The salty flavor of the prosciutto complements the grilled halibut (or any fish for that matter) perfectly - salt is a natural flavor enhancer.
The Roasted Red Pepper sauce filling recipe is new and adds a surprising depth of flavor to the halibut.
The sauce uses roasted red peppers in a jar that you can buy from most grocery stores.
In a small food processor or blender combine them with some garlic, grated lemon peel, parmesan cheese and a little olive oil.
Spread a little on each piece of halibut and wrap in prosciutto.
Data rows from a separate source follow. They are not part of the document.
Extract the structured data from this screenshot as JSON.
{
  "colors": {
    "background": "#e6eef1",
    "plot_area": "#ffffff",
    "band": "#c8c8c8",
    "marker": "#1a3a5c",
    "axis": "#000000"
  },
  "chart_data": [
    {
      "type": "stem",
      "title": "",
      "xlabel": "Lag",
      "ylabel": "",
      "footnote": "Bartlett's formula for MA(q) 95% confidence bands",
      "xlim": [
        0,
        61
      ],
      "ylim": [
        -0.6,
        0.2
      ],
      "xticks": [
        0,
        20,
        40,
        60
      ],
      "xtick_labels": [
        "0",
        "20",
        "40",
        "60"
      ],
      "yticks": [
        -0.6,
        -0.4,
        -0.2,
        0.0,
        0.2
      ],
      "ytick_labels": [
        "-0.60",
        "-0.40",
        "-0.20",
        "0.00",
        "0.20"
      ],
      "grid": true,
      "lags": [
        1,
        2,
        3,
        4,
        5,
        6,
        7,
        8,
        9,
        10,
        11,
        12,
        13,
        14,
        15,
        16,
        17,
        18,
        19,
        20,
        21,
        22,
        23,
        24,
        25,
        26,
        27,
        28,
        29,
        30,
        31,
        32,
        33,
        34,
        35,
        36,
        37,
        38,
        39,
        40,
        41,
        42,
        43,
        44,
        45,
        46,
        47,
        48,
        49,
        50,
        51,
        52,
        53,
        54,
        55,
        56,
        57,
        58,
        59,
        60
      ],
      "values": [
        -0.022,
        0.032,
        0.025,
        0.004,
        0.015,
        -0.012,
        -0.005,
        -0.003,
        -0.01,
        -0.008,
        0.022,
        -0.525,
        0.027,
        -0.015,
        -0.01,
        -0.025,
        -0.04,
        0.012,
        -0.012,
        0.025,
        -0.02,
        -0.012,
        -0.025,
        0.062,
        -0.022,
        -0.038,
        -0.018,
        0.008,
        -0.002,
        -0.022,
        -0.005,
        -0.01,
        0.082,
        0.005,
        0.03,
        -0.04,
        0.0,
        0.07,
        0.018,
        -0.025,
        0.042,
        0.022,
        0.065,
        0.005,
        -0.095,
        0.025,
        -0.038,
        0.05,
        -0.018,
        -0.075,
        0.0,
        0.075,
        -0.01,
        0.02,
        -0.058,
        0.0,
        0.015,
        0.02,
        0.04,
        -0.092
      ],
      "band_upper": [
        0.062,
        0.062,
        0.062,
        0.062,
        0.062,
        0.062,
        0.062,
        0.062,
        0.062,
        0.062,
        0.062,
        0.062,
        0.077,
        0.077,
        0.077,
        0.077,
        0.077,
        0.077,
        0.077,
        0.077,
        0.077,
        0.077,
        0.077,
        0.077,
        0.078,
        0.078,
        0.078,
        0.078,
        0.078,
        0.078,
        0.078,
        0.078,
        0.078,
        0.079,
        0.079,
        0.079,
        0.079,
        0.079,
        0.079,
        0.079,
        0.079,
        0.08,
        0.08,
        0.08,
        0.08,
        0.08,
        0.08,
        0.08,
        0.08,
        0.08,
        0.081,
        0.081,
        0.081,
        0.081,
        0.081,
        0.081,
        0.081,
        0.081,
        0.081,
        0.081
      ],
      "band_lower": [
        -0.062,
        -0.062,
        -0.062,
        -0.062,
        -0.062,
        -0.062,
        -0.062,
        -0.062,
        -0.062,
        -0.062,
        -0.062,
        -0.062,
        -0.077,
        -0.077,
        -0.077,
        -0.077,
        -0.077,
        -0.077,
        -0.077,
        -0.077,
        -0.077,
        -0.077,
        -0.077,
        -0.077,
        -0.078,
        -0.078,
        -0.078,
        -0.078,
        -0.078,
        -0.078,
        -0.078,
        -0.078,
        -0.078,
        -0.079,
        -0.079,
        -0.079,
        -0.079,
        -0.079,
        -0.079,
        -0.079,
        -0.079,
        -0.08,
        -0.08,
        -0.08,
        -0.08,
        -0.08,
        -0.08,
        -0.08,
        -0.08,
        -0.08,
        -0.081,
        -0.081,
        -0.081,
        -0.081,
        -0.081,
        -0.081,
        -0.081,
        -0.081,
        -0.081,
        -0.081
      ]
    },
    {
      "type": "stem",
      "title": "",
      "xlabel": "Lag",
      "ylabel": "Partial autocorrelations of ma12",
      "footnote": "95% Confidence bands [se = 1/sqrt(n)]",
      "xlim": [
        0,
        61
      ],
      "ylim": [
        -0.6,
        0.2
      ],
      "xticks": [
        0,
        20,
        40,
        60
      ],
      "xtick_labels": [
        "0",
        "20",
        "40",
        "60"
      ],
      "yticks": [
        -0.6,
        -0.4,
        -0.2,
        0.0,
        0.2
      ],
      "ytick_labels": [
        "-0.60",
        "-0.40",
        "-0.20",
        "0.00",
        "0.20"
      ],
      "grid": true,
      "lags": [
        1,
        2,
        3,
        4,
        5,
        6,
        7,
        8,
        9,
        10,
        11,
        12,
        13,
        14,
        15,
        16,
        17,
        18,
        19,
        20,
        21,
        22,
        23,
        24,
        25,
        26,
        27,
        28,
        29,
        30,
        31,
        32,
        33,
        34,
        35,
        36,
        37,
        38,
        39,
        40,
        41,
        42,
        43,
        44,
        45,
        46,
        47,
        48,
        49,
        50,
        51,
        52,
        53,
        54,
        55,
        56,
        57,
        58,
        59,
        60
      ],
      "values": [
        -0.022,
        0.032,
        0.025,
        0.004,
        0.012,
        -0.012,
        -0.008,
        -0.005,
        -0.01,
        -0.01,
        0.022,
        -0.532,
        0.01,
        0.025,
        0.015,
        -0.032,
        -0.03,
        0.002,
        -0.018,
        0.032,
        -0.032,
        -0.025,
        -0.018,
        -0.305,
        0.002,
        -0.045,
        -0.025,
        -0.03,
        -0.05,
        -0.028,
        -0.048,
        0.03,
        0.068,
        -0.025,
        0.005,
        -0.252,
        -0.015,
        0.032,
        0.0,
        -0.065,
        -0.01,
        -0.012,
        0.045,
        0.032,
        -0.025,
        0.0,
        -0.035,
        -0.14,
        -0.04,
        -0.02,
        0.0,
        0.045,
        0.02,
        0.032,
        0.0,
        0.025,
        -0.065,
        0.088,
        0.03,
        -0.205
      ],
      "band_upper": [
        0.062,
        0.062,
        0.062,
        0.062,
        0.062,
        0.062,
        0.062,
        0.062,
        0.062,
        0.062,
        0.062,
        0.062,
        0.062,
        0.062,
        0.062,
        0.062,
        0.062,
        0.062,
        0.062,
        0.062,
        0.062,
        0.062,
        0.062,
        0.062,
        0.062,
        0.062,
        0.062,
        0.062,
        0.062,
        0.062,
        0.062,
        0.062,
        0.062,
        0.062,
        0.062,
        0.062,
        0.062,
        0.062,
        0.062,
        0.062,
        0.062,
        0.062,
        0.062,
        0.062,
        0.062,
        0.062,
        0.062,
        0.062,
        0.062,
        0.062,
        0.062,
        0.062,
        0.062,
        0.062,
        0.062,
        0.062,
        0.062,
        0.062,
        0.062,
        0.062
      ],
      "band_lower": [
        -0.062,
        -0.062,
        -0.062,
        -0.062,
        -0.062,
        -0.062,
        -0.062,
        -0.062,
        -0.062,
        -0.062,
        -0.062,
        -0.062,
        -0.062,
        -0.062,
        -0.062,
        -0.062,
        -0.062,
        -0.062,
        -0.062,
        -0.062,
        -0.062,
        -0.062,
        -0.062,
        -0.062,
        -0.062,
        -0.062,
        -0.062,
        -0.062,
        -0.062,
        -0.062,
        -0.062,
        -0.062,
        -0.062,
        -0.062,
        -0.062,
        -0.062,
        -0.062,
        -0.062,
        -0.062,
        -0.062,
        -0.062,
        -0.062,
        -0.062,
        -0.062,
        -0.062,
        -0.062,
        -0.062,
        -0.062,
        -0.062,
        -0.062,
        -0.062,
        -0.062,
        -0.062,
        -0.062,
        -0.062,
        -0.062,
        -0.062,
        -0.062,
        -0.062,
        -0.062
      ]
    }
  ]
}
It's that easy.
Serves: 2 - 4
Prep Time: 10 minutes
Cook Time: 10 minutes
Direct Heat: 400F - 425F
What you'll need:
For the pepper sauce recipe:
In a small food processor or blender combine the roasted red pepper, lemon rind, garlic and parmesan cheese.
Blend the ingredients until they're well broken down.
Slowly add some of the olive oil and continue blending.
Continue blending and adding just enough olive oil until the mixture is emulsified and resembles a gooey paste.
Taste and season with salt and pepper as needed.
Lay 2 strips of prosciutto on your working surface and lay a piece of the halibut, centered, on top.
Smear some of the red pepper mixture over the halibut.
Fold 1 side of the prosciutto over the halibut and tapenade...
...then fold the other side over.
Rub both sides of fish packets with a little olive oil.
If you need to you can secure the prosciutto with a toothpick, just remove it before serving.
Set up the grill for Direct cooking and preheat to 400F - 425F.
Oil the grates of your grill to prevent sticking.
When the grill reaches cooking temperature carefully place the prosciutto wrapped halibut on the grill.
Close the lid and wait 5 minutes.
After 5 minutes lift the lid and peek under one of the grilled halibut pieces and look for grill marks.
If your happy with the grill marks very carefully roll each piece over using a spatula.
Close the lid for another 5 - 6 minutes.
Lift the lid and check the fish, it should be opaque and flake easily with a fork.
Carefully remove the grilled halibut to a plate and serve immediately.